When you hold the world
In your trembling hand
You’d think you’d hear a choir sing
It’s a quiet thing
—Morgana King, It’s a quiet thing
Suddenly, the system we had sketched closes. In the nesting series of vampires, the first, as if by luck, jumps to
the last position and, in one fell swoop, eliminates the intermediates, who leave in a hurry. A good bit of
feedback, like a slap on the cheek to get rid of a mosquito: destructions and flattenings of the system. It was
nothing or almost nothing.
—Michel Serres, The Parasite
Kiang Malingue is pleased to present at its Sik On street space It’s a quiet thing, Lai Chih-Sheng’s exhibition that directly negotiates with the architecture of the space. By presenting a series of site-specific installations and interventions, the exhibition in its totality examines Kiang Malingue’s headquarters opened in the second half of 2022, configuring an environment that is ephemeral and poetic. It emphasises the confrontational relationship between the actor, the observer and the architecture, while reflecting upon the physical and ideological limitations and potentials of an exhibition. Lai freely applies a singular perception of space that he has developed over the last three decades, expressing by staging seemingly barren scenes conceptual generosity, in relation to urban, architectural and human conditions today.

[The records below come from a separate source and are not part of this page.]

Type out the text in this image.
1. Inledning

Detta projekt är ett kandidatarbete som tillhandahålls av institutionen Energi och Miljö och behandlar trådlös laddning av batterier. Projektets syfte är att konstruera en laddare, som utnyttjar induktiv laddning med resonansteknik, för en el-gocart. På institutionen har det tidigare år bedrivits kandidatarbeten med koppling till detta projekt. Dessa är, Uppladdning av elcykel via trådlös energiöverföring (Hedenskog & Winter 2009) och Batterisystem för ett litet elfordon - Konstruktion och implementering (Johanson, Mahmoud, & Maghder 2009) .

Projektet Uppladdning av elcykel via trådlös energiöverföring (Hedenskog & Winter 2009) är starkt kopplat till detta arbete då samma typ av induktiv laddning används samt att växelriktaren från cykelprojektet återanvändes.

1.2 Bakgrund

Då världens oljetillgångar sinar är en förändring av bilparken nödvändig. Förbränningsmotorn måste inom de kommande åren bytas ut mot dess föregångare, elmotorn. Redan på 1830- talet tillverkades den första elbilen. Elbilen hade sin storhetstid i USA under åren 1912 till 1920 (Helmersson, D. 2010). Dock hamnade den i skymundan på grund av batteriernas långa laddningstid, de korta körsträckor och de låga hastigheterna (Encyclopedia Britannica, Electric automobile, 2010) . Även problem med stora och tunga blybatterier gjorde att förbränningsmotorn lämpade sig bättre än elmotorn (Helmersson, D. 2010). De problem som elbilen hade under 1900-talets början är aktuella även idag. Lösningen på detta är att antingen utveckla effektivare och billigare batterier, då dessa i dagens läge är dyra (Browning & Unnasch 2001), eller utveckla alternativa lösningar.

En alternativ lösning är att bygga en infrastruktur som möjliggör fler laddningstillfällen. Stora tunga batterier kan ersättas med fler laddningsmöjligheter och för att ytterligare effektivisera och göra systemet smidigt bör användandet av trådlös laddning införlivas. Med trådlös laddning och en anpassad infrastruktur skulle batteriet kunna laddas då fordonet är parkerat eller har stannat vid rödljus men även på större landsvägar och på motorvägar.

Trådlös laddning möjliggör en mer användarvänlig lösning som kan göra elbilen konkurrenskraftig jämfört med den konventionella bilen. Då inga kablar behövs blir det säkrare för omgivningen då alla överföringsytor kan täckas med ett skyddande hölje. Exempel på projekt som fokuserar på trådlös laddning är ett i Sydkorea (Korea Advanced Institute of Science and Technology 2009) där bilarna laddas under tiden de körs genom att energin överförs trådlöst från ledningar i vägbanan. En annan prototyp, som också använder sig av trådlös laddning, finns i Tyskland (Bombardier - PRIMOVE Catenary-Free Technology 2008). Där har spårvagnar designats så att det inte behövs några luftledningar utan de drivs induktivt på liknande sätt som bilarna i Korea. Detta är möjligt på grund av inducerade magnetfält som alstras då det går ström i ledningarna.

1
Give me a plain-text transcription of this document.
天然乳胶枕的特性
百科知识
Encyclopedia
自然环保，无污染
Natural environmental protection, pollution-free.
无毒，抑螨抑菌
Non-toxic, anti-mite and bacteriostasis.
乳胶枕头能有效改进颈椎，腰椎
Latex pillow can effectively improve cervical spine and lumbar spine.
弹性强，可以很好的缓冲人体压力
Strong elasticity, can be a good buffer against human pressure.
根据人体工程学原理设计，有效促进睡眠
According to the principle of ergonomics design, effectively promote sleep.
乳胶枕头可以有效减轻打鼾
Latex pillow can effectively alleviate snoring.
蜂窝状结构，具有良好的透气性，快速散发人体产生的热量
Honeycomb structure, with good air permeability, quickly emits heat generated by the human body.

Named after Morgana King’s song It’s a quiet thing from the 1960s, the exhibition transforms via a series of spatial interventions the boundary between quietness and noise into the figure of a mosquito: after appropriately conditioning the second floor white cube space, the artist leaves it entirely to the insect. Lai: “Regarding the subtle quietness, the barely noticeable… is there anything hidden in it? One of the most common noises or nuisances in life is probably the discovery of little insects like mosquitos around you. As soon as there is one, people start confronting the air and the space, with their hearing and sight heightened, becoming evermore sensitive. This seemingly feeble threat in a realistic way amplifies our perception of a lived space; we fear that in the blink of an eye the mosquito could have it. Of course, once we are done with it, on the other hand, we get to feel a particularly rewarding satisfaction.”
Instead of confronting an artwork, the observer is left with an isolated mosquito; although the artist’s intervention delineates the relationship between the observer and the observed thing, it is difficult to categorise this observation as appreciation or confrontation. On the contrary, the artist means to explore the possibility of noises and entropic elements, and of being free from them: “Straightforwardly handing over the space. Placing the mosquito next to a blankness, making a whole space — where people are also invited for exactly this purpose — available for its wander. This idea may generate other thoughts regarding exhaustion, waste and meaninglessness, but it is perhaps exactly at this uncertain juncture where something mild and quiet can grow within our feelings, where there is immediately a sense of spiralling, so much so that we start to think about (and for) a mosquito.” The intervention I put a mosquito in the space practises hindering one’s sight with a leaf: the leaf is at once the mosquito and the room in which it resides. Guests on both sides of the screen are reminded of weak dangers: floaters in eyes; a situation in which one is prey; or a standoff in which each individual’s presence is corporeally and spatially experienced.
In It’s a quiet thing, Lai also further investigates the potential of a mosquito as a quasi-object by presenting a new video Daze. In the artist’s view, the societies and art worlds in places such as Hong Kong and Taiwan have been slowed down in recent years due to the pandemic, but are at the same time collectively and paradoxically anticipating accelerated, intense events; a feeble noise such as the presence of a mosquito at once suggests the emergence and memory of a pandemic, and an insistence on the urgency of seemingly mundane, uneventful life — perpetuated noises, nuisances and interruptions contain within themselves revolutionary potentials.
Other site-specific installations in the exhibition include A brick on the parapet, and A brick on the crossbeam, making use of one of the artist’s favourite construction materials that means to question the integrity of an architectural environment; recent creations such as Sunbath, Drawing Paper and Paint Cans on the other hand demonstrates the artist’s intent to de-spectacularize. The installation Princess Pea made specifically for the top floor gallery space continues the artist’s interest in the theme of the land, first manifested in the 1990s: be it the numerous iterations of Border at Aichi Triennale and Biennale de Lyon among other major international exhibitions; Island shown in 2015 at Para Site, Hong Kong; or Redundant, conceived in 2022 for Taipei Dangdai, these works reveal Lai’s long-term concern with the foundation of artistic practice today.